The National Housing Corporation (NHC) is fighting to save several of its houses built on a disputed piece of land which the county government wants to repossess.
Those who had purchased the houses now live in fear of losing them should the county government make good its threat to take over the land.
The first phase of the NHC scheme has 40 completed units, some of which have been bought.
Purchasers for the two bed-roomed houses paid between Sh4 million and Sh4.5 million while units Phase Two are being sold at Sh4.2 million.
One of the buyers who did not want to be named told The Standard that he will pay more than Sh15 million for three units in the first scheme.
“It is unfortunate that some of these things are happening in our country. It is sad that it is the Government fighting its people because of the mistake committed by its officers,” he said.

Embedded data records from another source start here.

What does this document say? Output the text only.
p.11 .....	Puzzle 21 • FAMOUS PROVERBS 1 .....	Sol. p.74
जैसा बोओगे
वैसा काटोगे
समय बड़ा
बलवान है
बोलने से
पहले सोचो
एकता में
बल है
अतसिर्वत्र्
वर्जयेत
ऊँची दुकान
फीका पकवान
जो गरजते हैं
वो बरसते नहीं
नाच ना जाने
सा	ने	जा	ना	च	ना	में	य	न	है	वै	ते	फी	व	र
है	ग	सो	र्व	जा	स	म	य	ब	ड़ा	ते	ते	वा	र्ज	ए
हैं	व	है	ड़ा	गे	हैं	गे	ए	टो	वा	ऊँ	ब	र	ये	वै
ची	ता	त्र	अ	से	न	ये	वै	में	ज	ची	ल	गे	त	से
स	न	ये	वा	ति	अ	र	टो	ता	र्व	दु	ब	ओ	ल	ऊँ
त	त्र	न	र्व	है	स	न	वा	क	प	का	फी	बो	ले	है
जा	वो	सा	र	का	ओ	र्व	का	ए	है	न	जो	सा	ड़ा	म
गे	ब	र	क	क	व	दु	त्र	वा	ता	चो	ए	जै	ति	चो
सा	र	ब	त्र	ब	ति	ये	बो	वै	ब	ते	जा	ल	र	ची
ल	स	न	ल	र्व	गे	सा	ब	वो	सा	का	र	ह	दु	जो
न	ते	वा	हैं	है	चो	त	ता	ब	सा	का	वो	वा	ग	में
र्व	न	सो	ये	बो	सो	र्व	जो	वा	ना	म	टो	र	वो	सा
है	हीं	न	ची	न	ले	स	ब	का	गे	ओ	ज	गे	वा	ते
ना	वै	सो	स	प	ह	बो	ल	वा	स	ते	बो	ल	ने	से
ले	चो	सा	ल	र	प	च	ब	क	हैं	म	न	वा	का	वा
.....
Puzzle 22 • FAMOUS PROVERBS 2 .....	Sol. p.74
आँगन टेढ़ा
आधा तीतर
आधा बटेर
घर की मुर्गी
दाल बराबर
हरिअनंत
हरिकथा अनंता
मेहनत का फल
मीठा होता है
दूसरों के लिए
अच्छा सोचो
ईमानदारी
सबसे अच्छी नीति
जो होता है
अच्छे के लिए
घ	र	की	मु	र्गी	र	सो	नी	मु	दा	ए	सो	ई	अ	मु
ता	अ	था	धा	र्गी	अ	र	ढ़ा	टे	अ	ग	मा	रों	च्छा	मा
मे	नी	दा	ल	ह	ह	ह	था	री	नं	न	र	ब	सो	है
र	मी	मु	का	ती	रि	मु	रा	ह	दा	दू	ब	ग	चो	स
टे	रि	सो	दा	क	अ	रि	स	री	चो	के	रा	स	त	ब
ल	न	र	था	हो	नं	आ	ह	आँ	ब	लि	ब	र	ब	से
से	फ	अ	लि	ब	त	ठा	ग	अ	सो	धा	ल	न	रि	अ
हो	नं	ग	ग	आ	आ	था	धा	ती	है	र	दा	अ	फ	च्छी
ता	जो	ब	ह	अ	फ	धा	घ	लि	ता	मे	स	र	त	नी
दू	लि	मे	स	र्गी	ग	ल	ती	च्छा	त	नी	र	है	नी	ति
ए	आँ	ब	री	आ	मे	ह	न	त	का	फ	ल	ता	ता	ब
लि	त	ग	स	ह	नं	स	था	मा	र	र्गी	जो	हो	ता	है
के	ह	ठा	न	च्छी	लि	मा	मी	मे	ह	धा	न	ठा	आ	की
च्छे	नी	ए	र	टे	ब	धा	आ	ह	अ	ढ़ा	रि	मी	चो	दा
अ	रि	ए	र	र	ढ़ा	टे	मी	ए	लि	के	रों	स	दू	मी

In a public notice signed on June 14, 2019, by Deputy County Secretary Robert Ombasa, all tenants, owners and any other occupants of NHC phase one and two at Nyanchwa are ordered to vacate the houses within 21 days.
The notice further states that the houses were irregularly constructed on county government public land.
“The houses have been built contrary to section 30 (1) of the Physical Planning Act 286 of the laws of Kenya,” reads the notice.
According to Mr Ombasa, there were a number of issues that remained unresolved.
“NHC never acquired the land properly. They have continued to collect rent even from other houses around that area without our permission,” he said.
NHC Secretary letter
County Lands and Physical Planning Executive Member John Billy Momanyi confirmed that the county was in the process of repossessing the said piece of land.
“This is just the beginning. We want to repossesses all public land that belongs to the county government,” he said.
However, a letter signed on June 17, 2019, by NHC Secretary William Keitany, said the State firm developed the two schemes as part of the its statutory mandate and offered the flats to Kenyans on tenant-purchase arrangement.
“The public notice issued by the county government seeks to interfere with the quiet enjoyment of the premises by our legal tenant purchasers,” said Mr Keitany.
Further the letter reads: “All our tenant purchasers are advised to ignore and treat the public notice with the contempt it deserves as the same is of no consequence in law or at all.”
Kisii Land Registrar Steve Mokaya promised to give detailed information once he scrutinised the documents on the said land.
Phase One of the scheme involved the allottees occupying the houses and the monthly payments made goes to redeeming the sale price over an agreed period and interest rate.
The property in such a scheme is owned by NHC until the sale price is fully paid. The occupant is therefore a tenant and also a purchaser at the same time.